• New car registrations rose by 38.9 percent in
December 2009 to 150,936 units. The full-year registrations were
down 6.4 percent to 1.995 million units, the lowest level since
1995. Since its introduction, the scrappage scheme has accounted
for over a fifth of all new car registrations and is estimated to
represent 20.8 percent of the December market.

“The December new car market was boosted by the
scrappage incentive scheme and consumers looking to avoid January’s
VAT increase,” said Society of Motor Manufacturers and Traders
chief executive Paul Everitt.

“The 2009 market of 1.995 million new car
registrations was significantly above early expectations and
reflects the positive impact of the scheme, due to end in

Everitt continued: “Another tough year awaits the
UK motor industry in 2010, with new car registrations expected to
be below 2009 levels and only limited recovery in the van and heavy
commercial vehicle markets.”

• Confederation of British Industry director
general Richard Lambert has called on the government for an
extension of the scrappage scheme until the general election. The
government originally announced the scheme in the April 2009 Budget
and launched it in mid-May, offering a total of £300 million to get
older and high-emission cars off the road. After intensive
lobbying, it extended the scheme by £100 million or 100,000 cars to
provide a further sales stimulus.

• Business owners in the automotive sector believe
the recession has another year or more to run.
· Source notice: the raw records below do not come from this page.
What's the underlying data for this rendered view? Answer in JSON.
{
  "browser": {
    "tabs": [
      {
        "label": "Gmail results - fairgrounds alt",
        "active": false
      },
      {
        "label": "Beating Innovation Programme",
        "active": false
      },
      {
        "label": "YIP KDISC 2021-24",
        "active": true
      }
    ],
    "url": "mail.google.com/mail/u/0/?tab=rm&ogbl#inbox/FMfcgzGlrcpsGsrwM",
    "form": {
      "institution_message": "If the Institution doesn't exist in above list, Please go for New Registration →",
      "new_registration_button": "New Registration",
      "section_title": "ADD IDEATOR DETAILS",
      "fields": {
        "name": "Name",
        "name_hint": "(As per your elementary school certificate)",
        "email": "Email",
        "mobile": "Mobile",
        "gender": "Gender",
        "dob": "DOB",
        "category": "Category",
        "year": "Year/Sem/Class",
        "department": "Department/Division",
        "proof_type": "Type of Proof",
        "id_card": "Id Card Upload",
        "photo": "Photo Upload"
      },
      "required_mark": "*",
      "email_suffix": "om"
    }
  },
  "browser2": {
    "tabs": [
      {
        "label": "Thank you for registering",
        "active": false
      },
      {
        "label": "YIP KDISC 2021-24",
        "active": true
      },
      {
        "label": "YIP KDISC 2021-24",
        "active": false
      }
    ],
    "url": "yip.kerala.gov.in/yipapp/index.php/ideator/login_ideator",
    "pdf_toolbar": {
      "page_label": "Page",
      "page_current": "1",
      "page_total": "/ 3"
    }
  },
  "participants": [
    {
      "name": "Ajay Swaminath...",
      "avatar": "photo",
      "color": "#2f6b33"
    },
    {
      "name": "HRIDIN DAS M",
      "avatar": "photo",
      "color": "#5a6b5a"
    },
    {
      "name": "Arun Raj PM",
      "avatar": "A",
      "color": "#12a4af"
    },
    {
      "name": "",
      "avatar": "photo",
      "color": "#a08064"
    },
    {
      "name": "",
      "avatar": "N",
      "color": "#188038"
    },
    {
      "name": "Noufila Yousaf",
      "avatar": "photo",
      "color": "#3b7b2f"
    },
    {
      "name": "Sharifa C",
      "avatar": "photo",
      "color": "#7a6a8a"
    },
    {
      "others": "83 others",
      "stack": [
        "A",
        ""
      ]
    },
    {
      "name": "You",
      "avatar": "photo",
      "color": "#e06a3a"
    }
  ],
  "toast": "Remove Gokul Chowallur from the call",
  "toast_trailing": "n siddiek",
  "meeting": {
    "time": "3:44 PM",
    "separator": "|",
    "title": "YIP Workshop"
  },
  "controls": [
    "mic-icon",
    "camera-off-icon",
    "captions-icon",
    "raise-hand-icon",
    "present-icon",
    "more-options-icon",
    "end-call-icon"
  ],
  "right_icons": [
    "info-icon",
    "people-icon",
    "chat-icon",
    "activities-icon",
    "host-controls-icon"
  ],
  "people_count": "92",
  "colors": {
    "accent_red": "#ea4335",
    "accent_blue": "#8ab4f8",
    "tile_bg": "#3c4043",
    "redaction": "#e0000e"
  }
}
The latest quarterly
survey of more than 1,000 businesses, carried out by Clifton Asset
Management, reveals 28 percent of firms have cut jobs over the past
six months, down from 34 percent in the last survey.

• Ford has agreed the terms of the sale of its
Swedish business, Volvo Cars, to China’s Geely. Ford said “some
work still remains to be completed” but the deal will be finalised
early next year ahead of completion soon after Easter.

• Volkswagen is to buy a 20 percent stake in Suzuki
Motor for ¥222.5 billion (£1.5 billion). Suzuki will invest up to
half of that amount received from Volkswagen into shares in the
German carmaker.

• The automotive industry bucked the national trend
by seeing the rate of insolvencies rise in November, according to
the latest insolvency index from Experian. Over 50 automotive
businesses went under in November, a 13.3 percent rise on November
2008, bringing the insolvency rate for automotive businesses to
0.15 percent – its highest since December 2008.

• The balance of power between dealers and finance
companies has clearly shifted to the providers, according to a
consultant in the motor industry retail finance sector.

“There will continue to be changes to pricing
models, something that is vital for the long-term viability of
finance companies in the motor arena,” the consultant said.
“Finance has gone through major change over the past year with the
independent finance supplier base shrinking significantly.”